Do you think the costs of regulation can be over-blown? How should firms approach the cost of compliance?

“The mantra that compliance is a cost of doing business is a reasonable and acceptable one up to a point.  An unregulated environment is not an option in relation to people’s savings. However, let’s not let politicians and regulators off the hook completely and hold them to their side of the bargain of only introducing new rules where the value of the benefit exceeds the costs of implementation. FSA chairman Lord Adair Turner has admitted that it remains unclear whether regulation is restraining or stimulating the economy in a speech at the European conference on banking and the economy at Southampton University this month.” 

“On the other hand, many firms do overblow the costs of regulation.  They may perceive its cost to be much higher than it actually is and/or fail to recognise the benefits that it can bring. A number of firms under-invest in compliance, falling victim to false economies and then paying for this inefficiency at a later stage when they eventually realise that the costs of urgent cure are much higher than the routine costs of prevention.”

“Another trend is the level of regulatory action.  The regulation/deregulation ‘swingometer’ is of course correlated with the health of the capital markets. Although close to its final 12 months, the FSA has (as noted above) been spurred into action by past failings and is now following much more proactive agendas of 'credible deterrence', 'intensive supervision', making judgements on firm’s judgements and promising more early intervention.”

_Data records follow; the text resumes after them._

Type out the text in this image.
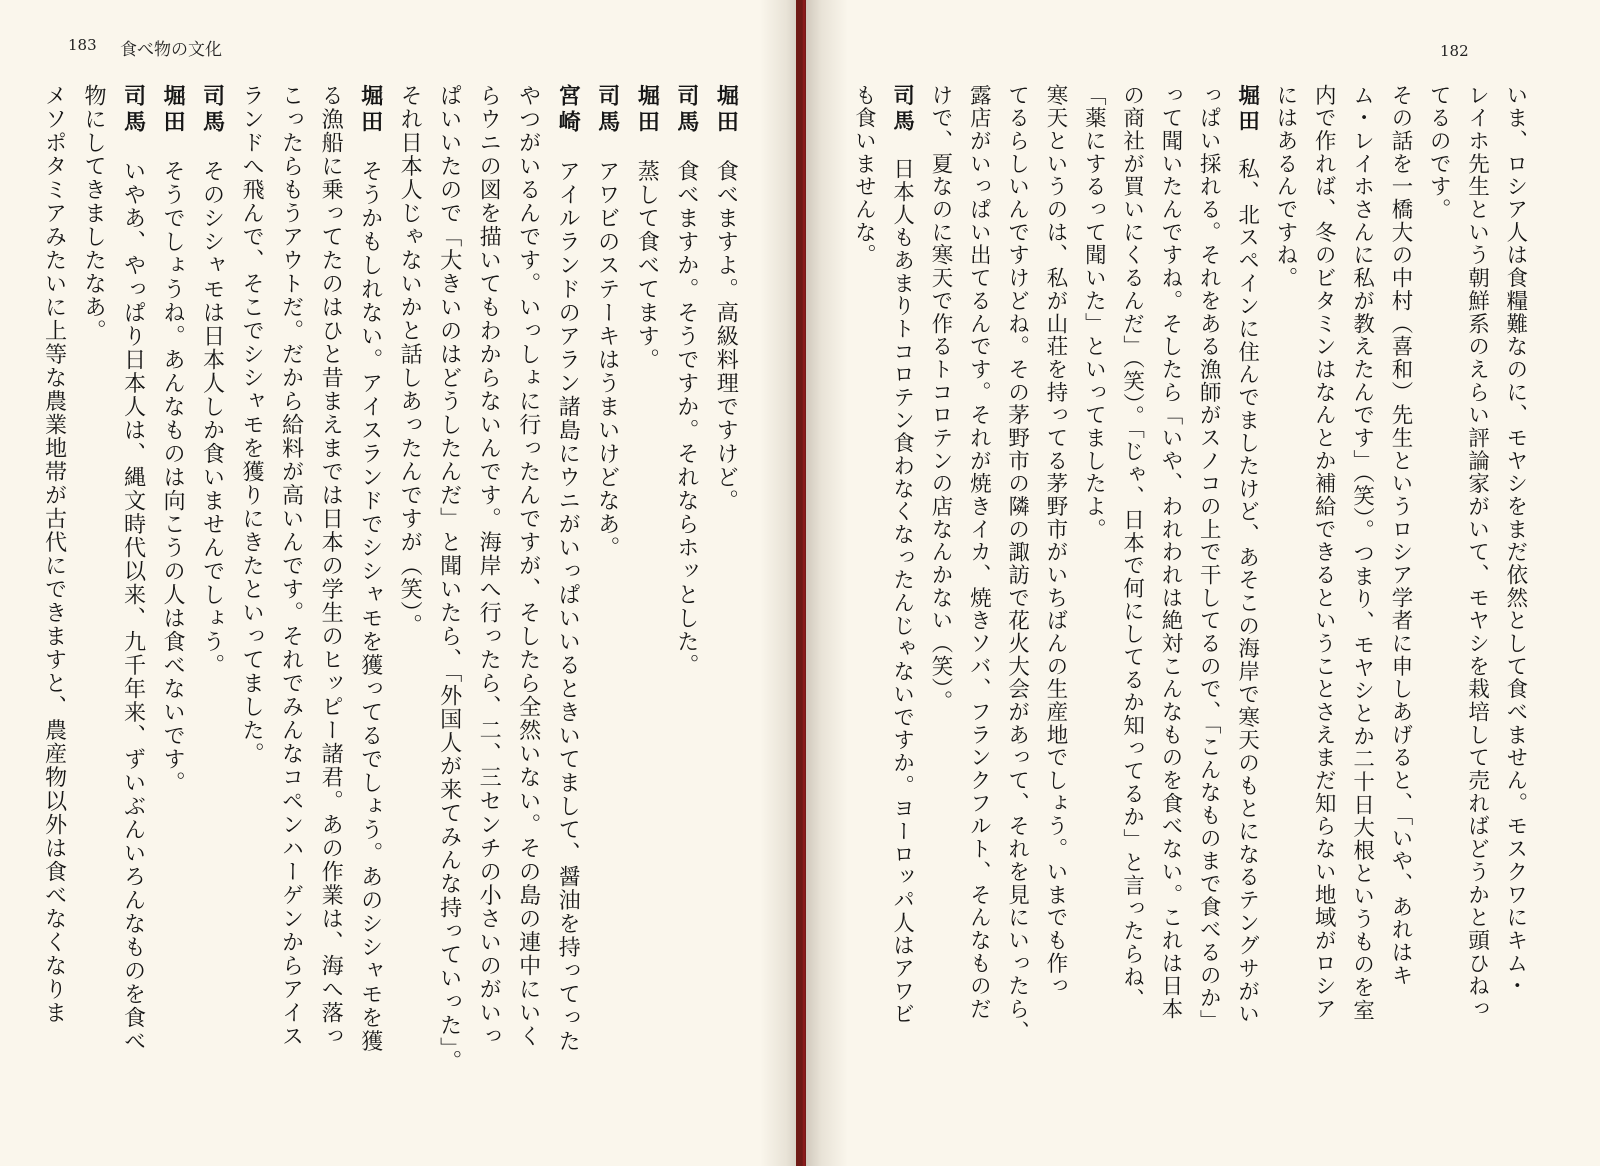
183 食べ物の文化
堀田　食べますよ。高級料理ですけど。
司馬　食べますか。そうですか。それならホッとした。
堀田　蒸して食べてます。
司馬　アワビのステーキはうまいけどなあ。
宮崎　アイルランドのアラン諸島にウニがいっぱいいるときいてまして、醤油を持ってった
やつがいるんです。いっしょに行ったんですが、そしたら全然いない。その島の連中にいく
らウニの図を描いてもわからないんです。海岸へ行ったら、二、三センチの小さいのがいっ
ぱいいたので「大きいのはどうしたんだ」と聞いたら、「外国人が来てみんな持っていった」。
それ日本人じゃないかと話しあったんですが（笑）。
堀田　そうかもしれない。アイスランドでシシャモを獲ってるでしょう。あのシシャモを獲
る漁船に乗ってたのはひと昔まえまでは日本の学生のヒッピー諸君。あの作業は、海へ落っ
こったらもうアウトだ。だから給料が高いんです。それでみんなコペンハーゲンからアイス
ランドへ飛んで、そこでシシャモを獲りにきたといってました。
司馬　そのシシャモは日本人しか食いませんでしょう。
堀田　そうでしょうね。あんなものは向こうの人は食べないです。
司馬　いやあ、やっぱり日本人は、縄文時代以来、九千年来、ずいぶんいろんなものを食べ
物にしてきましたなあ。
メソポタミアみたいに上等な農業地帯が古代にできますと、農産物以外は食べなくなりま
182
いま、ロシア人は食糧難なのに、モヤシをまだ依然として食べません。モスクワにキム・
レイホ先生という朝鮮系のえらい評論家がいて、モヤシを栽培して売ればどうかと頭ひねっ
てるのです。
その話を一橋大の中村（喜和）先生というロシア学者に申しあげると、「いや、あれはキ
ム・レイホさんに私が教えたんです」（笑）。つまり、モヤシとか二十日大根というものを室
内で作れば、冬のビタミンはなんとか補給できるということさえまだ知らない地域がロシア
にはあるんですね。
堀田　私、北スペインに住んでましたけど、あそこの海岸で寒天のもとになるテングサがい
っぱい採れる。それをある漁師がスノコの上で干してるので、「こんなものまで食べるのか」
って聞いたんですね。そしたら「いや、われわれは絶対こんなものを食べない。これは日本
の商社が買いにくるんだ」（笑）。「じゃ、日本で何にしてるか知ってるか」と言ったらね、
「薬にするって聞いた」といってましたよ。
寒天というのは、私が山荘を持ってる茅野市がいちばんの生産地でしょう。いまでも作っ
てるらしいんですけどね。その茅野市の隣の諏訪で花火大会があって、それを見にいったら、
露店がいっぱい出てるんです。それが焼きイカ、焼きソバ、フランクフルト、そんなものだ
けで、夏なのに寒天で作るトコロテンの店なんかない（笑）。
司馬　日本人もあまりトコロテン食わなくなったんじゃないですか。ヨーロッパ人はアワビ
も食いませんな。
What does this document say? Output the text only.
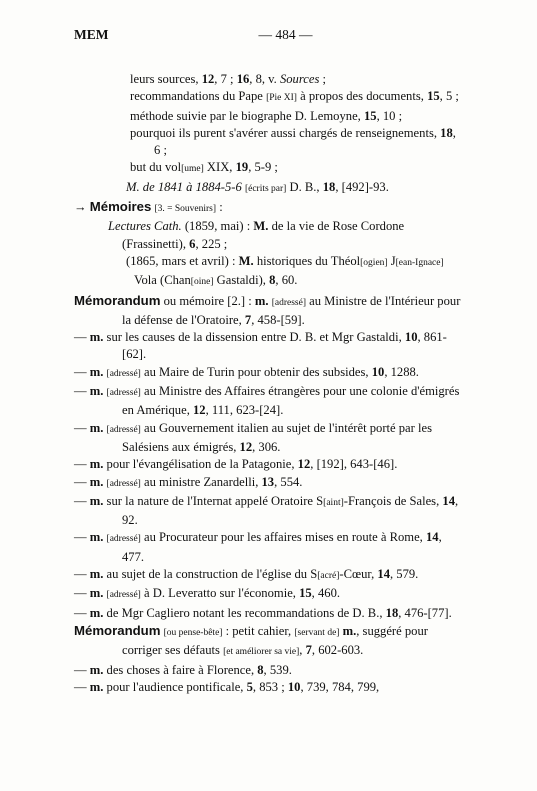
MEM	— 484 —

leurs sources, 12, 7 ; 16, 8, v. Sources ;

recommandations du Pape [Pie XI] à propos des documents, 15, 5 ;

méthode suivie par le biographe D. Lemoyne, 15, 10 ;

pourquoi ils purent s'avérer aussi chargés de renseignements, 18, 6 ;

but du vol[ume] XIX, 19, 5-9 ;

M. de 1841 à 1884-5-6 [écrits par] D. B., 18, [492]-93.

→ Mémoires [3. = Souvenirs] :

Lectures Cath. (1859, mai) : M. de la vie de Rose Cordone (Frassinetti), 6, 225 ;

(1865, mars et avril) : M. historiques du Théol[ogien] J[ean-Ignace] Vola (Chan[oine] Gastaldi), 8, 60.

Mémorandum ou mémoire [2.] : m. [adressé] au Ministre de l'Intérieur pour la défense de l'Oratoire, 7, 458-[59].

— m. sur les causes de la dissension entre D. B. et Mgr Gastaldi, 10, 861-[62].

— m. [adressé] au Maire de Turin pour obtenir des subsides, 10, 1288.

— m. [adressé] au Ministre des Affaires étrangères pour une colonie d'émigrés en Amérique, 12, 111, 623-[24].

— m. [adressé] au Gouvernement italien au sujet de l'intérêt porté par les Salésiens aux émigrés, 12, 306.

— m. pour l'évangélisation de la Patagonie, 12, [192], 643-[46].

— m. [adressé] au ministre Zanardelli, 13, 554.

— m. sur la nature de l'Internat appelé Oratoire S[aint]-François de Sales, 14, 92.

— m. [adressé] au Procurateur pour les affaires mises en route à Rome, 14, 477.

— m. au sujet de la construction de l'église du S[acré]-Cœur, 14, 579.

— m. [adressé] à D. Leveratto sur l'économie, 15, 460.

— m. de Mgr Cagliero notant les recommandations de D. B., 18, 476-[77].

Mémorandum [ou pense-bête] : petit cahier, [servant de] m., suggéré pour corriger ses défauts [et améliorer sa vie], 7, 602-603.

— m. des choses à faire à Florence, 8, 539.

— m. pour l'audience pontificale, 5, 853 ; 10, 739, 784, 799,
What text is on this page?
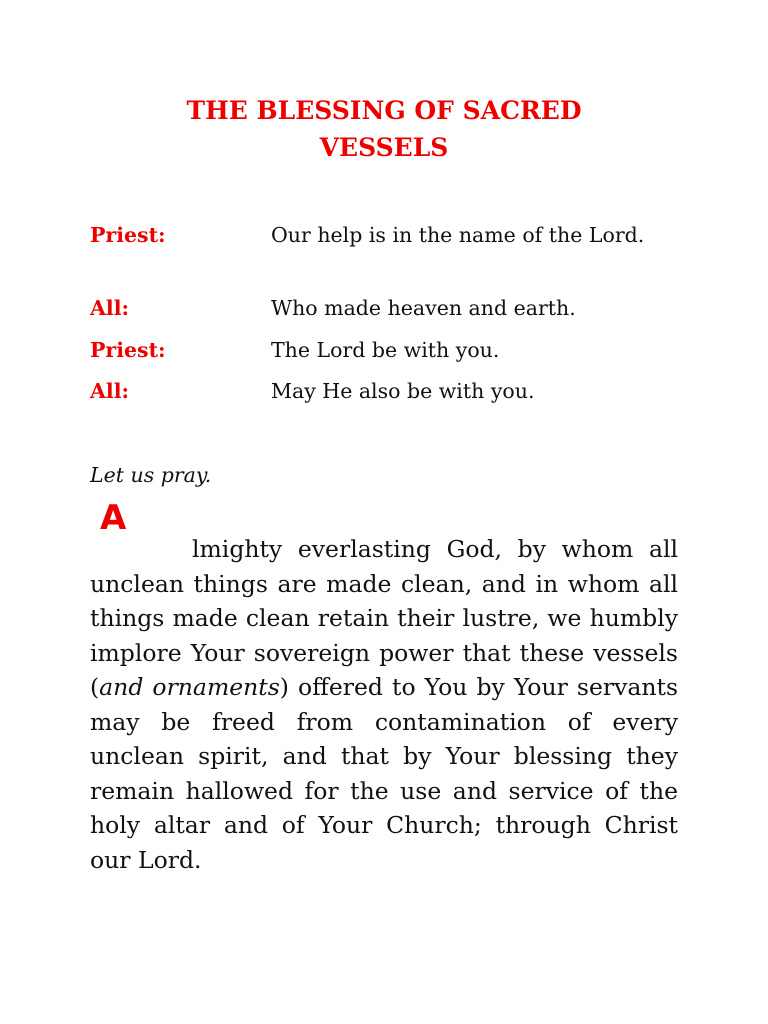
THE BLESSING OF SACRED
VESSELS
Priest:	Our help is in the name of the Lord.
All:	Who made heaven and earth.
Priest:	The Lord be with you.
All:	May He also be with you.
Let us pray.
A

lmighty everlasting God, by whom all unclean things are made clean, and in whom all things made clean retain their lustre, we humbly implore Your sovereign power that these vessels (and ornaments) offered to You by Your servants may be freed from contamination of every unclean spirit, and that by Your blessing they remain hallowed for the use and service of the holy altar and of Your Church; through Christ our Lord.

“Looking internationally and at the bigger picture, a growing theme has been the 'politicisation' of regulation which often manifests as uninformed knee-jerk reactions to economic events. Short-selling bans are the best examples of poor regulatory responses. The EU’s AIFMD and to an extent the US’ Dodd-Frank legislation are examples of when the regulatory agenda is set and driven by politicians.  Westminster, EU and US politicians inevitably have a different outlook, motives and agenda – not just to each other but also to financial services firms or even the regulators of financial services firms.”

Can firms turn regulation to their advantage, and if so, how?

“Robust and fit for purpose compliance procedures and controls can efficiently meet regulatory requirements while also adding value to the client servicing side of the business.  Compliance can and should be embedded within an organisation rather than be a clumsy, uncomfortable and occasionally under-resourced and unsupported bolt-on.”

“Firms can also use the quality of the compliance and control arrangements as a selling point, a point of difference and commercial advantage in securing new business and retaining existing business.  Being an FSA regulated firm should carry a number of benefits and sources of comfort to clients and potential clients. As can the use of third party assurance.”

What sort of demand are you getting for your services?

“We continue to see a high demand for our services.  Start-ups (we assist new firms to obtain FSA authorisation) thrive in upward markets.  The downsizing of larger investment organisations during tougher economic times also leads to an increase in start-ups. As well as assisting start-ups, we work with several hundred regulated investments firms on an ongoing basis by helping them to understand and thus meet their regulatory obligations. We provide tools and coaching on regulatory obligations and then also assess the effectiveness of their compliance processes.”